Charles O'Conor was born in the city of New York, 22 January, 1804; died at Nantucket, Massachusetts, 12 May, 1884. His father, Thomas O'Conor, who came to New York from Ireland in 1801, was "one of the active rebels of 1798", a devoted Catholic and patriot, less proud of the kingly rule of his family than of the adherence of the O'Conors to their ancient faith and patriotic principles. He married (1803) a daughter of Hugh O'Connor, a fellow countryman, but not a kinsman, who had come to the United States with his family in or about 1790. Of this marriage Charles O'Conor was born.

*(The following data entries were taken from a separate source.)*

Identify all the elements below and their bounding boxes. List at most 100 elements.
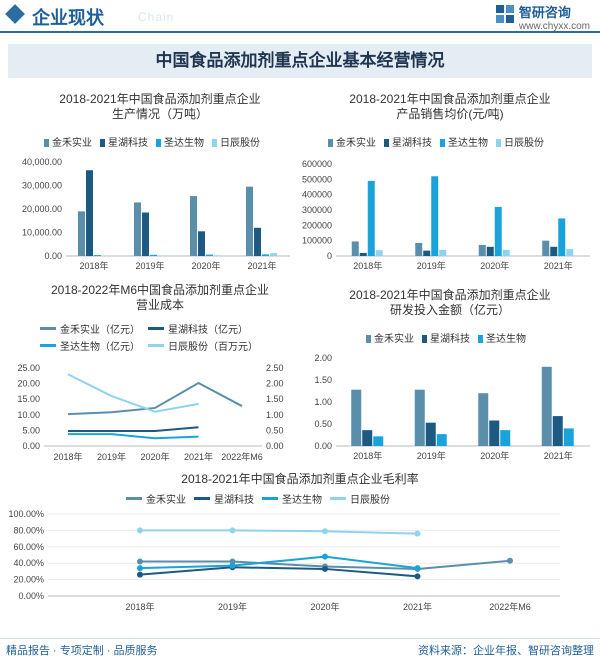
- legend-swatch: [148, 344, 164, 347]
- chart2-title-line2: 产品销售均价(元/吨): [396, 107, 504, 121]
- bar: [542, 240, 550, 256]
- y-tick-label: 0.50: [314, 419, 332, 429]
- bar: [150, 254, 157, 256]
- y-tick-label: 20.00%: [13, 575, 44, 585]
- bar: [486, 246, 494, 256]
- y-tick-label: 200000: [302, 220, 332, 230]
- y-tick-label: 100000: [302, 236, 332, 246]
- y-tick-label: 10,000.00: [22, 228, 62, 238]
- bar: [262, 254, 269, 256]
- series-line: [67, 373, 199, 413]
- chart4-legend: 金禾实业 星湖科技 圣达生物: [366, 330, 534, 345]
- data-point: [414, 565, 421, 572]
- legend-item: 日辰股份: [496, 134, 544, 149]
- x-tick-label: 2019年: [417, 450, 446, 461]
- data-point: [414, 530, 421, 537]
- legend-label: 圣达生物: [282, 495, 322, 506]
- legend-swatch: [478, 335, 483, 343]
- legend-item: 金禾实业: [366, 330, 414, 345]
- data-point: [322, 565, 328, 572]
- legend-item: 金禾实业: [328, 134, 376, 149]
- bar: [246, 186, 253, 256]
- y-tick-label: 20.00: [17, 379, 40, 389]
- legend-swatch: [262, 497, 278, 500]
- chart5-title: 2018-2021年中国食品添加剂重点企业毛利率: [0, 472, 600, 487]
- chart5-legend: 金禾实业 星湖科技 圣达生物 日辰股份: [126, 491, 398, 506]
- bar: [436, 434, 447, 446]
- chart1-title-line2: 生产情况（万吨）: [111, 107, 208, 121]
- bar: [362, 430, 373, 446]
- y-tick-label: 1.00: [314, 397, 332, 407]
- x-tick-label: 2018年: [353, 450, 382, 461]
- y-tick-label: 300000: [302, 205, 332, 215]
- bar: [489, 420, 500, 446]
- legend-label: 星湖科技: [214, 495, 254, 506]
- legend-label: 星湖科技: [430, 334, 470, 345]
- bar: [494, 206, 502, 256]
- bar: [431, 176, 439, 256]
- x-tick-label: 2020年: [191, 260, 220, 271]
- chart2-title-line1: 2018-2021年中国食品添加剂重点企业: [349, 92, 551, 106]
- diamond-icon: [5, 4, 25, 24]
- bar: [558, 218, 566, 256]
- legend-swatch: [156, 139, 161, 147]
- bar: [478, 393, 489, 446]
- x-tick-label: 2020年: [310, 601, 339, 612]
- legend-swatch: [148, 327, 164, 330]
- chart4-title-line1: 2018-2021年中国食品添加剂重点企业: [349, 288, 551, 302]
- bar: [552, 416, 563, 446]
- y-tick-label: 80.00%: [13, 525, 44, 535]
- x-tick-label: 2020年: [140, 451, 169, 462]
- legend-swatch: [126, 497, 142, 500]
- section-title: 企业现状: [32, 8, 104, 28]
- bar: [550, 246, 558, 256]
- y-tick-label: 60.00%: [13, 542, 44, 552]
- legend-label: 日辰股份: [220, 138, 260, 149]
- legend-label: 日辰股份: [350, 495, 390, 506]
- legend-item: 日辰股份: [212, 134, 260, 149]
- bar: [351, 241, 359, 256]
- legend-item: 日辰股份（百万元）: [148, 339, 258, 356]
- chart5-margin-line: 0.00% 20.00% 40.00% 60.00% 80.00% 100.00% 2018…: [8, 509, 560, 612]
- x-tick-label: 2019年: [135, 260, 164, 271]
- chart4-title-line2: 研发投入金额（亿元）: [389, 303, 510, 317]
- bar: [375, 250, 383, 256]
- legend-swatch: [40, 327, 56, 330]
- legend-swatch: [212, 139, 217, 147]
- legend-swatch: [496, 139, 501, 147]
- bar: [541, 366, 552, 446]
- y-tick-label: 0.00: [44, 251, 62, 261]
- legend-item: 星湖科技: [100, 134, 148, 149]
- legend-item: 圣达生物: [156, 134, 204, 149]
- data-point: [229, 527, 236, 534]
- bar: [423, 250, 431, 256]
- x-tick-label: 2021年: [403, 601, 432, 612]
- y-tick-label: 2.00: [314, 353, 332, 363]
- chart2-title: 2018-2021年中国食品添加剂重点企业 产品销售均价(元/吨): [300, 92, 600, 122]
- chart1-production-bar: 0.00 10,000.00 20,000.00 30,000.00 40,000.00…: [22, 157, 290, 271]
- y-tick-label: 400000: [302, 190, 332, 200]
- bar: [158, 255, 165, 256]
- x-tick-label: 2020年: [480, 260, 509, 271]
- x-tick-label: 2019年: [218, 601, 247, 612]
- data-point: [507, 557, 513, 564]
- y-tick-label: 40,000.00: [22, 157, 62, 167]
- bar: [254, 227, 261, 256]
- footer-source: 资料来源：企业年报、智研咨询整理: [418, 645, 594, 657]
- y-tick-label: 25.00: [17, 363, 40, 373]
- series-line: [139, 566, 418, 578]
- brand-name: 智研咨询: [518, 5, 571, 20]
- bar: [78, 211, 85, 256]
- legend-label: 星湖科技: [108, 138, 148, 149]
- brand: 智研咨询 www.chyxx.com: [495, 2, 590, 32]
- bar: [566, 249, 574, 256]
- chart4-rnd-bar: 0.00 0.50 1.00 1.50 2.00 2018年 2019年 2020年 2021年: [314, 353, 590, 461]
- y-tick-label: 0.00%: [18, 591, 44, 601]
- bar: [502, 249, 510, 256]
- bar: [206, 254, 213, 256]
- data-point: [229, 562, 236, 569]
- legend-item: 圣达生物: [262, 491, 322, 506]
- chart4-title: 2018-2021年中国食品添加剂重点企业 研发投入金额（亿元）: [300, 288, 600, 318]
- chart3-cost-line: 0.00 5.00 10.00 15.00 20.00 25.00 0.00 0.50 1.00…: [17, 363, 283, 462]
- legend-label: 金禾实业: [374, 334, 414, 345]
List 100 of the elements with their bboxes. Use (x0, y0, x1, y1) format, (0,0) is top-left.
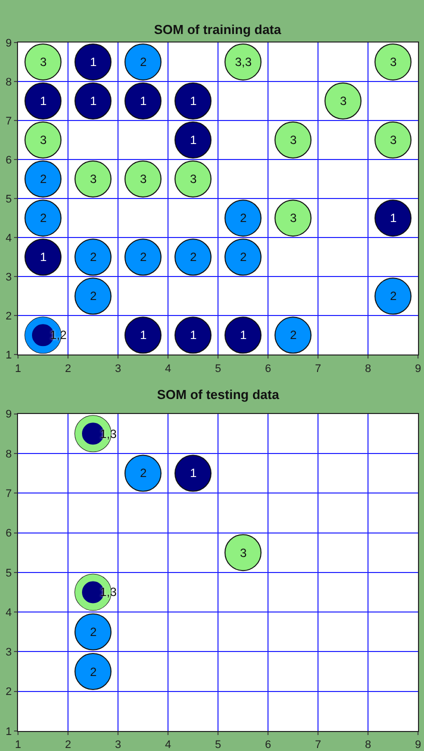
y-tick-label: 3 (6, 646, 12, 659)
x-tick-label: 3 (114, 362, 122, 375)
point (74, 278, 112, 315)
y-tick-label: 1 (6, 350, 12, 362)
point (224, 534, 262, 572)
x-tick-label: 7 (314, 739, 322, 751)
x-tick-label: 8 (364, 362, 372, 375)
point (174, 316, 212, 354)
y-tick-label: 5 (6, 567, 12, 580)
annotation: 1 (190, 94, 197, 108)
annotation: 1 (190, 466, 197, 480)
point (74, 238, 112, 276)
annotation: 3 (340, 94, 347, 108)
annotation: 3 (290, 133, 297, 147)
point (124, 454, 162, 492)
point (224, 200, 262, 237)
y-tick-label: 5 (6, 193, 12, 206)
point (274, 122, 312, 158)
x-tick-label: 6 (264, 362, 272, 375)
x-tick-label: 5 (214, 362, 222, 375)
point (274, 316, 312, 354)
y-tick-label: 2 (6, 686, 12, 698)
point (124, 316, 162, 354)
annotation: 3 (240, 546, 247, 560)
x-tick-label: 8 (364, 739, 372, 751)
annotation: 1 (40, 94, 47, 108)
annotation: 2 (90, 250, 97, 264)
chart-title: SOM of testing data (157, 387, 280, 402)
annotation: 1,2 (50, 328, 68, 342)
x-tick-label: 1 (14, 739, 22, 751)
point (374, 43, 412, 80)
point (324, 82, 362, 120)
annotation: 2 (390, 289, 397, 303)
annotation: 2 (90, 289, 97, 303)
y-tick-label: 2 (6, 310, 12, 323)
y-tick-label: 9 (6, 37, 12, 50)
annotation: 1 (140, 328, 147, 342)
annotation: 2 (140, 55, 147, 69)
annotation: 3 (40, 133, 47, 147)
point (374, 122, 412, 158)
point (74, 43, 112, 80)
point (174, 160, 212, 198)
annotation: 1 (90, 55, 97, 69)
y-tick-label: 8 (6, 76, 12, 88)
annotation: 2 (240, 250, 247, 264)
point (24, 122, 62, 158)
y-tick-label: 1 (6, 726, 12, 738)
annotation: 1 (390, 211, 397, 225)
point (174, 82, 212, 120)
annotation: 3 (390, 133, 397, 147)
annotation: 3 (140, 172, 147, 186)
annotation: 3 (290, 211, 297, 225)
annotation: 3,3 (235, 55, 252, 69)
y-tick-label: 7 (6, 115, 12, 128)
annotation: 1,3 (100, 585, 118, 599)
point (24, 43, 62, 80)
annotation: 2 (140, 250, 147, 264)
annotation: 3 (390, 55, 397, 69)
annotation: 1,3 (100, 427, 118, 441)
point (124, 160, 162, 198)
y-tick-label: 7 (6, 488, 12, 500)
x-tick-label: 3 (114, 739, 122, 751)
x-tick-label: 5 (214, 739, 222, 751)
annotation: 2 (90, 625, 97, 639)
point (74, 82, 112, 120)
x-tick-label: 4 (164, 362, 172, 375)
annotation: 2 (40, 172, 47, 186)
annotation: 3 (40, 55, 47, 69)
point (124, 82, 162, 120)
annotation: 1 (90, 94, 97, 108)
annotation: 2 (240, 211, 247, 225)
x-tick-label: 2 (64, 362, 72, 375)
annotation: 1 (140, 94, 147, 108)
point (174, 454, 212, 492)
x-tick-label: 7 (314, 362, 322, 375)
annotation: 3 (190, 172, 197, 186)
chart-title: SOM of training data (154, 22, 282, 37)
y-tick-label: 6 (6, 154, 12, 166)
point (124, 238, 162, 276)
point (374, 278, 412, 315)
annotation: 3 (90, 172, 97, 186)
annotation: 2 (290, 328, 297, 342)
annotation: 1 (190, 133, 197, 147)
point (24, 238, 62, 276)
annotation: 1 (190, 328, 197, 342)
point (24, 200, 62, 237)
x-tick-label: 1 (14, 362, 22, 375)
annotation: 2 (140, 466, 147, 480)
x-tick-label: 9 (414, 362, 422, 375)
point (174, 238, 212, 276)
y-tick-label: 8 (6, 448, 12, 460)
point (74, 653, 112, 690)
annotation: 1 (40, 250, 47, 264)
x-tick-label: 4 (164, 739, 172, 751)
point (224, 238, 262, 276)
point (74, 613, 112, 650)
x-tick-label: 9 (414, 739, 422, 751)
y-tick-label: 3 (6, 271, 12, 284)
point (74, 160, 112, 198)
point (274, 200, 312, 237)
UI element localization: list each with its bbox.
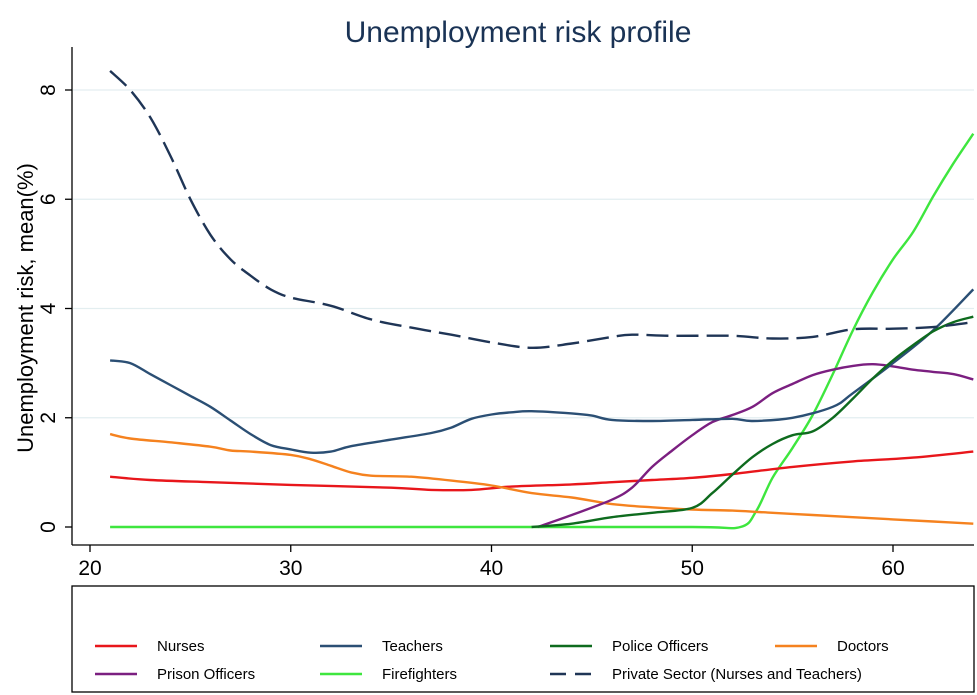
axes: 0 2 4 6 8 20 30 40 50 60 bbox=[37, 47, 974, 580]
legend-label-firefighters: Firefighters bbox=[382, 666, 457, 683]
y-tick-label-6: 6 bbox=[37, 193, 60, 205]
legend-label-teachers: Teachers bbox=[382, 638, 443, 655]
x-tick-label-50: 50 bbox=[681, 557, 704, 580]
series-line-teachers bbox=[109, 288, 975, 455]
y-tick-label-2: 2 bbox=[37, 412, 60, 424]
legend-label-private-sector-nurses-and-teachers: Private Sector (Nurses and Teachers) bbox=[612, 666, 862, 683]
series-line-nurses bbox=[109, 450, 974, 492]
legend-label-nurses: Nurses bbox=[157, 638, 205, 655]
x-tick-label-60: 60 bbox=[881, 557, 904, 580]
y-tick-label-0: 0 bbox=[37, 521, 60, 533]
legend-label-doctors: Doctors bbox=[837, 638, 889, 655]
x-tick-label-40: 40 bbox=[480, 557, 503, 580]
y-axis-title: Unemployment risk, mean(%) bbox=[13, 163, 38, 453]
grid bbox=[73, 89, 974, 419]
legend-label-prison-officers: Prison Officers bbox=[157, 666, 255, 683]
y-tick-label-8: 8 bbox=[37, 84, 60, 96]
series-lines bbox=[109, 70, 975, 530]
legend-box bbox=[71, 585, 975, 693]
legend-label-police-officers: Police Officers bbox=[612, 638, 708, 655]
series-line-doctors bbox=[109, 432, 974, 525]
chart-title: Unemployment risk profile bbox=[345, 16, 692, 49]
y-tick-label-4: 4 bbox=[37, 302, 60, 314]
series-line-police-officers bbox=[531, 315, 974, 529]
series-line-firefighters bbox=[110, 133, 975, 530]
series-line-private-sector-nurses-and-teachers bbox=[109, 70, 974, 350]
series-line-prison-officers bbox=[537, 362, 974, 529]
legend: Nurses Teachers Police Officers Doctors Pris… bbox=[71, 585, 975, 693]
x-tick-label-30: 30 bbox=[279, 557, 302, 580]
x-tick-label-20: 20 bbox=[78, 557, 101, 580]
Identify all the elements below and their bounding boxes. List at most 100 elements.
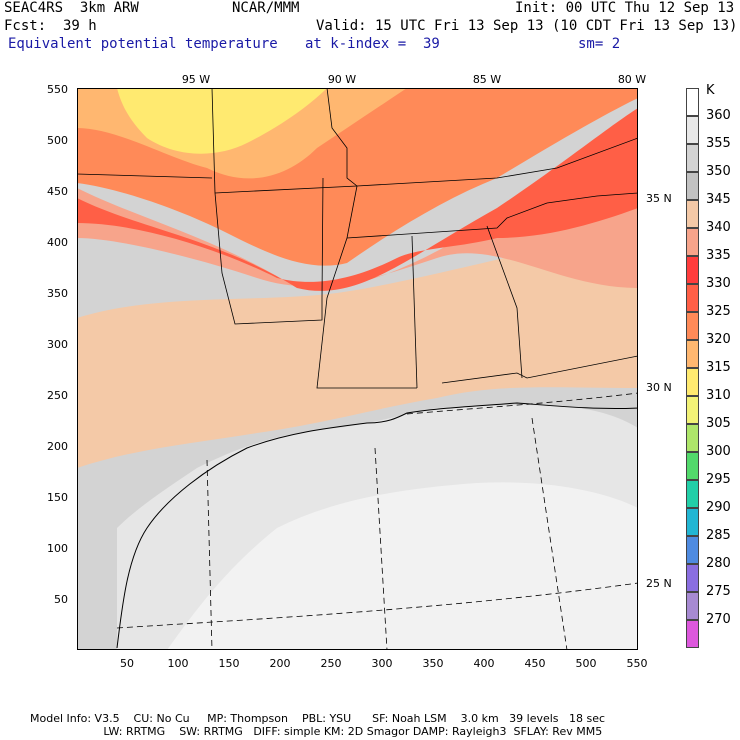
init-time: Init: 00 UTC Thu 12 Sep 13 [515,0,735,16]
y-tick-label: 250 [47,389,68,402]
legend-swatch [686,144,699,172]
map-frame [77,88,638,650]
legend-swatch [686,172,699,200]
theta-e-map [77,88,638,650]
border-line [214,185,358,194]
level-label: at k-index = 39 [305,36,440,52]
legend-level-label: 345 [706,192,731,207]
legend-level-label: 290 [706,500,731,515]
legend-swatch [686,508,699,536]
legend-swatch [686,424,699,452]
legend-swatch [686,480,699,508]
legend-level-label: 300 [706,444,731,459]
y-tick-label: 400 [47,236,68,249]
legend-swatch [686,368,699,396]
y-tick-label: 350 [47,287,68,300]
legend-swatch [686,284,699,312]
border-line [346,202,548,239]
graticule [116,392,638,650]
field-name: Equivalent potential temperature [8,36,278,52]
y-tick-label: 450 [47,185,68,198]
x-tick-label: 400 [473,657,495,670]
lat-label: 35 N [646,192,672,205]
theta-e-315-band [117,88,327,154]
legend-swatch [686,592,699,620]
legend-level-label: 335 [706,248,731,263]
forecast-hour: Fcst: 39 h [4,18,97,34]
theta-e-335-band [77,128,638,289]
legend-swatch [686,340,699,368]
legend-level-label: 355 [706,136,731,151]
legend-level-label: 360 [706,108,731,123]
lon-label: 85 W [472,73,502,86]
legend-level-label: 325 [706,304,731,319]
gulf-coastline [116,402,638,649]
valid-time: Valid: 15 UTC Fri 13 Sep 13 (10 CDT Fri … [316,18,738,34]
legend-level-label: 295 [706,472,731,487]
legend-level-label: 320 [706,332,731,347]
border-line [546,192,638,204]
y-tick-label: 150 [47,491,68,504]
legend-swatch [686,88,699,116]
graticule-line [406,392,638,415]
legend-swatch [686,228,699,256]
x-tick-label: 500 [575,657,597,670]
border-line [411,235,418,389]
graticule-line [374,447,388,650]
x-tick-label: 550 [626,657,648,670]
legend-level-label: 285 [706,528,731,543]
x-tick-label: 300 [371,657,393,670]
lon-label: 80 W [617,73,647,86]
border-line [77,173,213,179]
legend-swatch [686,536,699,564]
y-tick-label: 500 [47,134,68,147]
legend-level-label: 275 [706,584,731,599]
x-tick-label: 450 [524,657,546,670]
x-tick-label: 200 [269,657,291,670]
x-tick-label: 100 [167,657,189,670]
theta-e-340-band [77,228,638,468]
model-info-line2: LW: RRTMG SW: RRTMG DIFF: simple KM: 2D … [30,725,603,738]
smoothing-label: sm= 2 [578,36,621,52]
legend-level-label: 305 [706,416,731,431]
lon-label: 95 W [181,73,211,86]
border-line [441,355,638,384]
y-tick-label: 100 [47,542,68,555]
legend-swatch [686,452,699,480]
x-tick-label: 150 [218,657,240,670]
legend-level-label: 350 [706,164,731,179]
graticule-line [206,459,213,650]
legend-swatch [686,116,699,144]
x-tick-label: 350 [422,657,444,670]
model-title: SEAC4RS 3km ARW [4,0,139,16]
legend-level-label: 310 [706,388,731,403]
y-tick-label: 300 [47,338,68,351]
lon-label: 90 W [327,73,357,86]
legend-unit: K [706,83,715,98]
model-info-line1: Model Info: V3.5 CU: No Cu MP: Thompson … [30,712,606,725]
legend-swatch [686,564,699,592]
legend-level-label: 280 [706,556,731,571]
x-tick-label: 50 [120,657,134,670]
org-label: NCAR/MMM [232,0,300,16]
legend-swatch [686,620,699,648]
legend-swatch [686,312,699,340]
border-line [486,225,523,379]
y-tick-label: 200 [47,440,68,453]
theta-e-330-band [77,108,638,291]
y-tick-label: 50 [54,593,68,606]
border-line [356,137,638,187]
graticule-line [531,417,568,650]
political-boundaries [77,88,638,389]
legend-level-label: 340 [706,220,731,235]
legend-swatch [686,256,699,284]
lat-label: 30 N [646,381,672,394]
legend-level-label: 315 [706,360,731,375]
graticule-line [116,582,638,629]
lat-label: 25 N [646,577,672,590]
legend-swatch [686,396,699,424]
y-tick-label: 550 [47,83,68,96]
gulf-open-water [167,482,638,650]
x-tick-label: 250 [320,657,342,670]
legend-level-label: 270 [706,612,731,627]
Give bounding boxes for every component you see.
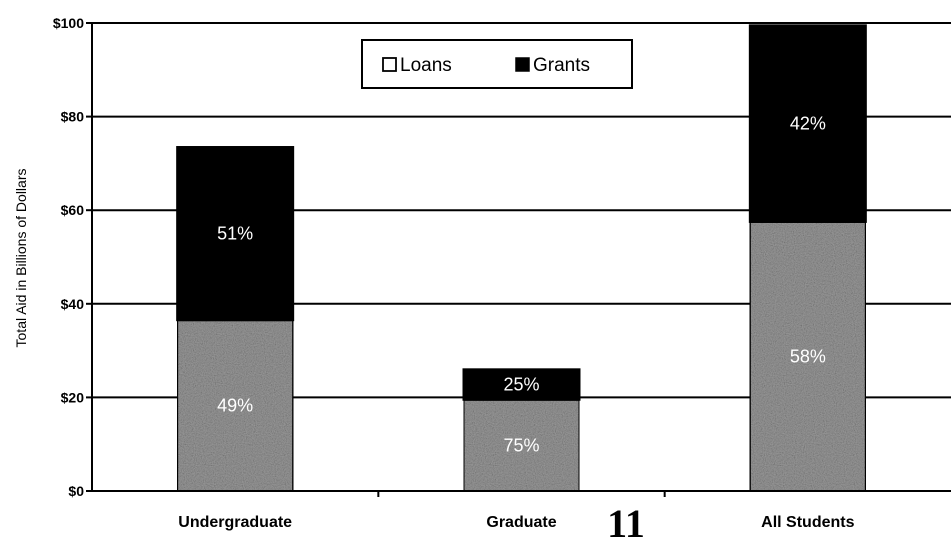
- y-tick-label: $40: [61, 296, 85, 312]
- bar-loans-all-students: [748, 220, 867, 492]
- bar-grants-undergraduate: [176, 146, 295, 322]
- y-tick-label: $20: [61, 389, 85, 405]
- legend-label-loans: Loans: [400, 55, 452, 76]
- y-tick-label: $60: [61, 202, 85, 218]
- data-label: 58%: [790, 346, 826, 366]
- y-tick-label: $100: [53, 15, 84, 31]
- bar-loans-undergraduate: [176, 319, 295, 492]
- y-axis-label: Total Aid in Billions of Dollars: [13, 169, 29, 348]
- legend-label-grants: Grants: [533, 55, 590, 76]
- data-label: 49%: [217, 396, 253, 416]
- bar-grants-graduate: [462, 368, 581, 401]
- data-label: 75%: [503, 435, 539, 455]
- y-tick-labels: $0 $20 $40 $60 $80 $100: [53, 15, 84, 499]
- x-tick-label: All Students: [761, 514, 854, 531]
- x-tick-labels: Undergraduate Graduate All Students: [178, 514, 854, 531]
- y-tick-label: $0: [68, 483, 84, 499]
- x-tick-label: Graduate: [486, 514, 556, 531]
- bar-grants-all-students: [748, 24, 867, 223]
- bars: 49% 51% 75% 25% 58% 42%: [176, 24, 867, 492]
- bar-loans-graduate: [462, 398, 581, 492]
- y-tick-label: $80: [61, 109, 85, 125]
- data-label: 42%: [790, 114, 826, 134]
- legend: Loans Grants: [361, 39, 633, 89]
- x-tick-label: Undergraduate: [178, 514, 292, 531]
- axes: [91, 23, 951, 497]
- legend-swatch-grants: [515, 57, 530, 72]
- page-number: 11: [607, 501, 645, 540]
- data-label: 25%: [503, 375, 539, 395]
- legend-box: [361, 39, 633, 89]
- legend-swatch-loans: [382, 57, 397, 72]
- data-label: 51%: [217, 224, 253, 244]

In 1824, in his native city, he was admitted to the practice of the law. In 1827 he was successful as counsel in the case of a contested election for trustees of St. Peter's Church in New York. From the year 1828 his rise in his profession was continuous. As early as 1840 an interested observer of men and events Philip Hone, refers in his diary to "an able speech" by this "distinguished member of the New York bar" (Tuckerman, "The Diary of Philip Hone", New York, 1889, II, 37). In 1843 by the case of Stewart against Lispenard, his professional standing became most securely established. At the June term in this year of the highest court of the State twenty cases were argued. Of these he argued four. In 1846 he had reached "the front ranks of the profession, not only in the City and State of New York , but in the United States " (Clinton, "Extraordinary Cases", New York, I, 1). Doubtless, to his repute as a jurist should be attributed his nomination by all political parties for the New York State Constitutional Convention of that year. Subsequent to his very early manhood, office-holding could not have attracted him. He once wrote that if elected to office he would accept only, if impelled by "a sense of duty such as might impel the conscripted militia-man" (see "U. S. Catholic Historical Magazine", New York, 1891-92, IV, 402, and his response to tender in 1872 of the presidential nomination, ibidem, 399). Concerning voting for public officers he expressed himself in a similar manner, such voting being, he contended, "the performance of a duty " and no more a personal right than payment of taxes or submitting to military service, although termed "somewhat inaptly" a franchise (see "Address before the New York Historical Society ", New York, 1877). During the convention "it was the wonder of his colleagues, how in addition to the faithful work performed in committee he could get time for the research that was needed to equip him for the great speeches with which he adorned the debates" (Alexander, "A Political History of the State of New York ", New York, 1906, II, 112). His views, however, were not those of the majority. First of a minority of only six members he voted against approving a new State Constitution of which after it had been in force many years, he stated that it "gave life, vigor and permanency to the trade of politics, with all its attendant malpractice" (see Address, supra ).
Notable among cases previous to 1843 in which he was counsel was Jack v. Martin, 12 Wendell 311, and 14 Wendell 507; and during the twenty years following 1843 the Mason will case as well as the Pariah will ease (see Delafield v. Parish, 25 New York Court of Appeals Reports, 9). Probably, the most sensational of his cases during the latter period was the action for divorce brought against the celebrated actor, Edwin Forrest, O'Conor's vindication of the character of his client Mrs. Forrest, eliciting great professional and popular applause (see Clinton, op. cit., 71, 73, U. S. Catholic Historical Magazine, supra, 428). When in 1865 after the overthrow of the Southern Confederacy, Jefferson Davis was indicted for treason, O'Conor became his counsel. Among O'Conor's later cases, the trials concerning property formerly of Stephen Jumel (see, for narrative of one of these, Clinton, op. cit., c. XXIX) displayed, as had the Forrest divorce case, his ability in the capacity of trial lawyer and cross-examiner, while one of the cases in which his learning concerning the law of trusts appeared was the case of Manice against Manice, 43 New York Court of Appeals Reports, 303. In 1871, he commenced with enthusiasm as counsel for the State of New York proceedings against William M. Tweed and others, accused of frauds upon the City of New York, declaring that for his professional services he would accept no compensation. In the autumn of 1875 and while these proceedings were uncompleted, he was prostrated by an illness which seemed mortal, and the cardinal archbishop administered the sacraments. Slowly, however, he regained some measure of strength, and, on 7 Feb, 1876, roused by a newspaper report, he left his bedroom to appear in court, unexpected and ghost-ilke" (according to an eyewitness), that he might save from disaster the prosecution of the cause of the State against Tweed (see Breen, "Thirty Years of New York Politics", New York, 1899, 545-52). In 1877 he appeared as counsel before the Electoral Commission at the City of Washington. His last years were passed on the Island of Nantucket, where, in 1880, he took up his abode, seeking "quiet and a more genial climate". But even here he was occasionally induced to participate in the labours of his beloved profession.
When he passed away, many seemed to concur in opinion with Tilden that O'Conor "was the greatest jurist among all the English-speaking race" (Bigelow, "Letters and literary memorials of Samuel J. Tilden", II, 643).